Had NPHET and the EAG taken their responsibilities more seriously in February 2020, a border quarantine would have been in place long before now. The significance of this point seems to be lost on the media. Once the initial quarantine had been established, and the people had had the chance to see its value, it could have been expanded as the threat from abroad increased. Given that thousands of punters would head off to Cheltenham 6 weeks later, one can’t help but think the first lockdown would have been considerably shorter had Ireland a functioning border quarantine in place at the time.

Or a functioning public health emergency team.


A Case Study in Buck-Passing and Decision Laundering

Tracing this decision on border quarantine, from the government to NPHET to the EAG and back again, reveals a series of errors, omissions and questionable decisions. The most egregious of these was the EAG’s assessment that Ireland should not implement a border quarantine on the grounds that some travellers might be inconvenienced.
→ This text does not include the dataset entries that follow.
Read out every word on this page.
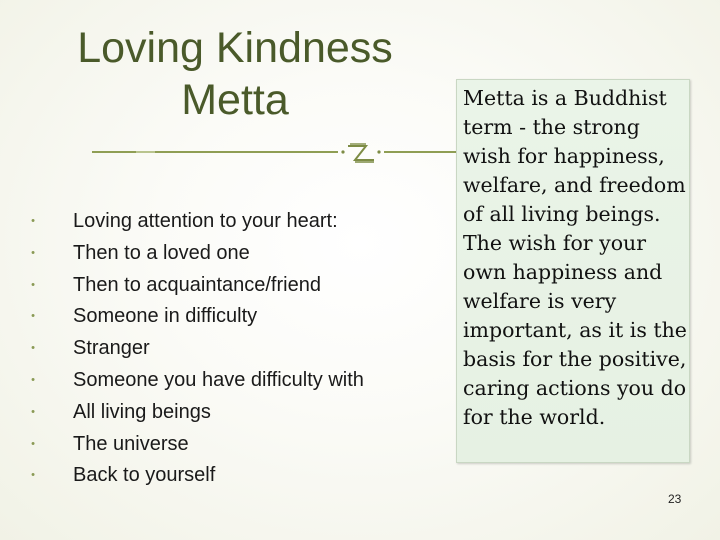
Loving Kindness
Metta
• Loving attention to your heart:
• Then to a loved one
• Then to acquaintance/friend
• Someone in difficulty
• Stranger
• Someone you have difficulty with
• All living beings
• The universe
• Back to yourself
Metta is a Buddhist term - the strong wish for happiness, welfare, and freedom of all living beings. The wish for your own happiness and welfare is very important, as it is the basis for the positive, caring actions you do for the world.
23
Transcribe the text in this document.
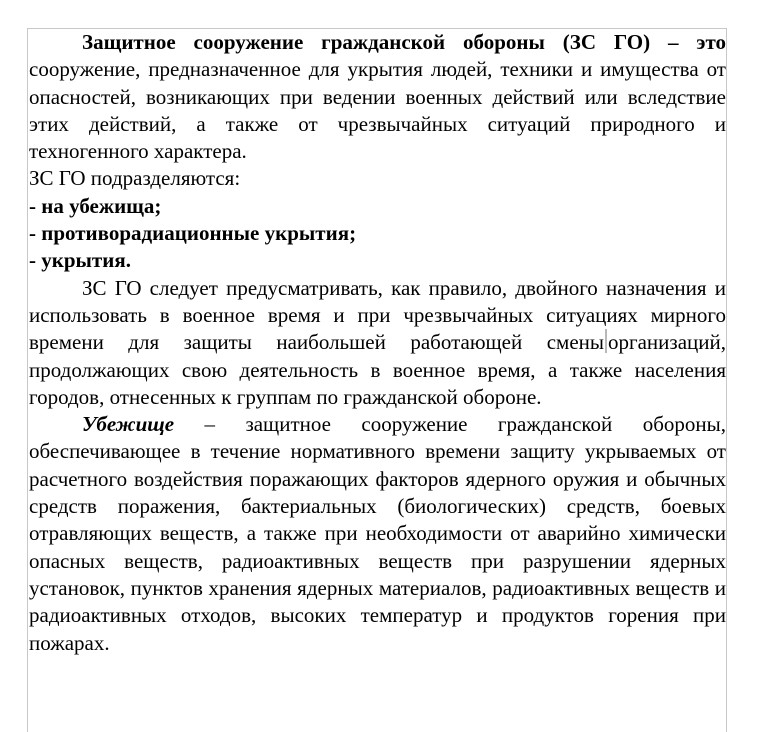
Защитное сооружение гражданской обороны (ЗС ГО) – это сооружение, предназначенное для укрытия людей, техники и имущества от опасностей, возникающих при ведении военных действий или вследствие этих действий, а также от чрезвычайных ситуаций природного и техногенного характера.

ЗС ГО подразделяются:

- на убежища;

- противорадиационные укрытия;

- укрытия.

ЗС ГО следует предусматривать, как правило, двойного назначения и использовать в военное время и при чрезвычайных ситуациях мирного времени для защиты наибольшей работающей смены организаций, продолжающих свою деятельность в военное время, а также населения городов, отнесенных к группам по гражданской обороне.

Убежище – защитное сооружение гражданской обороны, обеспечивающее в течение нормативного времени защиту укрываемых от расчетного воздействия поражающих факторов ядерного оружия и обычных средств поражения, бактериальных (биологических) средств, боевых отравляющих веществ, а также при необходимости от аварийно химически опасных веществ, радиоактивных веществ при разрушении ядерных установок, пунктов хранения ядерных материалов, радиоактивных веществ и радиоактивных отходов, высоких температур и продуктов горения при пожарах.
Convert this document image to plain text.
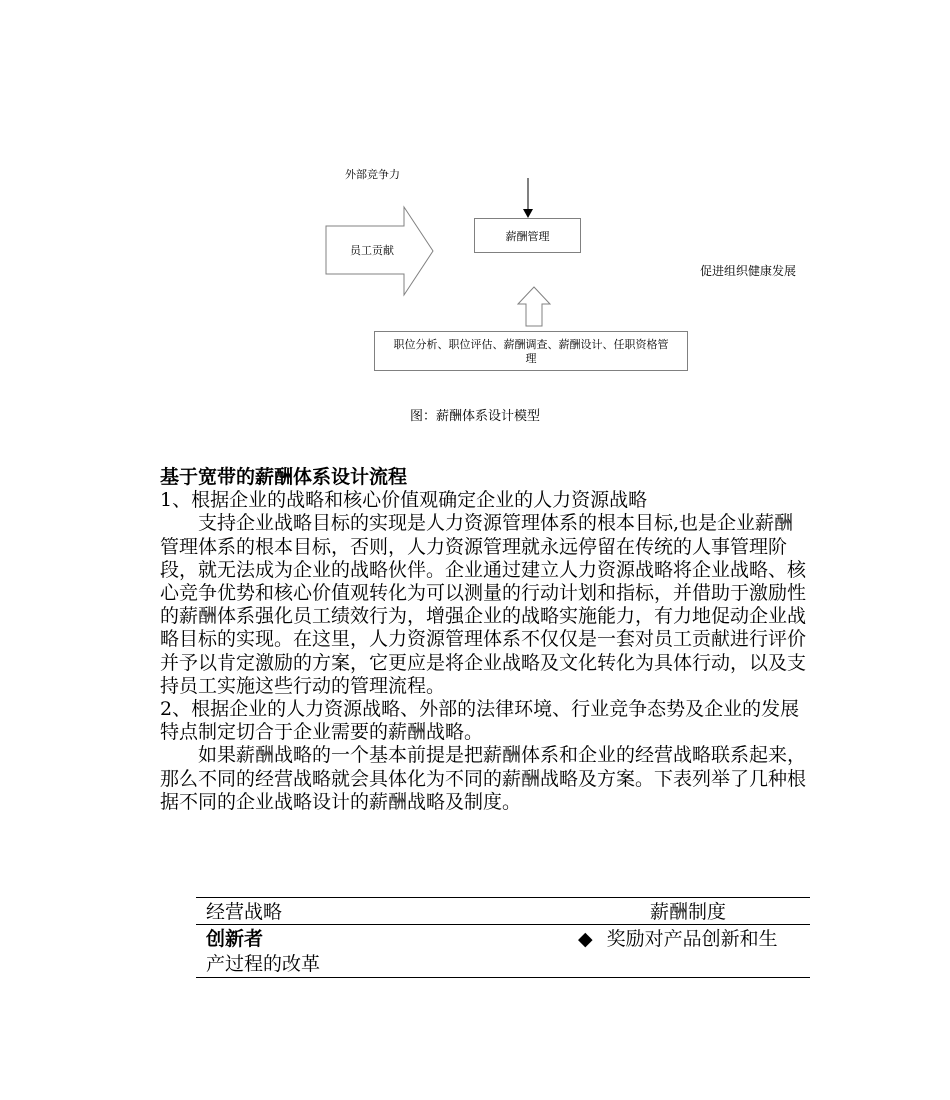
外部竞争力
员工贡献
薪酬管理
促进组织健康发展
职位分析、职位评估、薪酬调查、薪酬设计、任职资格管
理
图：薪酬体系设计模型

基于宽带的薪酬体系设计流程

1、根据企业的战略和核心价值观确定企业的人力资源战略

支持企业战略目标的实现是人力资源管理体系的根本目标,也是企业薪酬管理体系的根本目标，否则，人力资源管理就永远停留在传统的人事管理阶段，就无法成为企业的战略伙伴。企业通过建立人力资源战略将企业战略、核心竞争优势和核心价值观转化为可以测量的行动计划和指标，并借助于激励性的薪酬体系强化员工绩效行为，增强企业的战略实施能力，有力地促动企业战略目标的实现。在这里，人力资源管理体系不仅仅是一套对员工贡献进行评价并予以肯定激励的方案，它更应是将企业战略及文化转化为具体行动，以及支持员工实施这些行动的管理流程。

2、根据企业的人力资源战略、外部的法律环境、行业竞争态势及企业的发展特点制定切合于企业需要的薪酬战略。

如果薪酬战略的一个基本前提是把薪酬体系和企业的经营战略联系起来，那么不同的经营战略就会具体化为不同的薪酬战略及方案。下表列举了几种根据不同的企业战略设计的薪酬战略及制度。

经营战略	薪酬制度
创新者	◆ 奖励对产品创新和生
产过程的改革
This decision was unequivocally incorrect from a health perspective, and one doesn’t need a PhD to understand why.

Attempting to prevent a deadly, contagious virus – for which we had neither vaccine nor cure – from entering the population was clearly the correct course of action. Any effort in this direction would have reduced the total viral load to hit the nation, and the malign downstream effects of emergency PPE orders, traumatised health care workers, an overburdened health care system and the interminable lockdowns would not have cascaded through the country. (Had every country in Europe taken the same approach it would have been more successful again, but that is a topic for another day.)

One must also wonder why the decision had even been passed to the EAG in the first place. Surely NPHET – with the CMO, two deputy CMOs, a Chief Clinical Officer and several other senior medics besides – had the skills to work this out. What did they need from the EAG? I could understand if NPHET’s capacity had been stretched and it wanted the EAG to provide some backing analysis, but then, where is the analysis? There is no record of any research being commissioned, performed, referenced or discussed.

Why did the policy only apply to “returning” travellers? Why weren’t all travellers who had been through at-risk areas in the previous 14 days included, as was the case in Australia and New Zealand at the time? Why did it take the EAG 5 days to respond to NPHET’s request? And why was NPHET only meeting once a week when the WHO had warned us that the threat to Ireland was “High” and declared the outbreak a Public Health Emergency of International Concern?

There are so many questions that we could ask but, at a fundamental level, I think they will all lead to the same conclusion. Some people like being in positions of responsibility, but they are less keen on the responsibilities that tend to come with them. I don’t think there was ever an intention to implement any kind of border policy. The whole episode looks like a box-ticking exercise. They passed it around the houses so that responsibility for the outcome couldn’t be attributed to any one individual, and when they had the decision they wanted, it disappeared, down the Tony Hole.

Maybe it was the answer that the government wanted too. Given the way Simon Coveney is behaving in the current border quarantine fiasco, it would hardly be a surprise to find out that he had asked Tony to make the problem disappear. Considering the lack of information in NPHET’s and the EAG’s minutes – which lies in stark contrast to the extensive analysis provided for other matters – it certainly looks as if someone wanted it to go away quietly.

Whatever your position on border quarantine, or on any part of this national catastrophe, I think we can agree that when important decisions are made behind closed doors, by unelected, unaccountable technocrats, staggering levels of dysfunction and incompetence will follow. The people – always the people – will pay the price. One year on, and nothing has changed.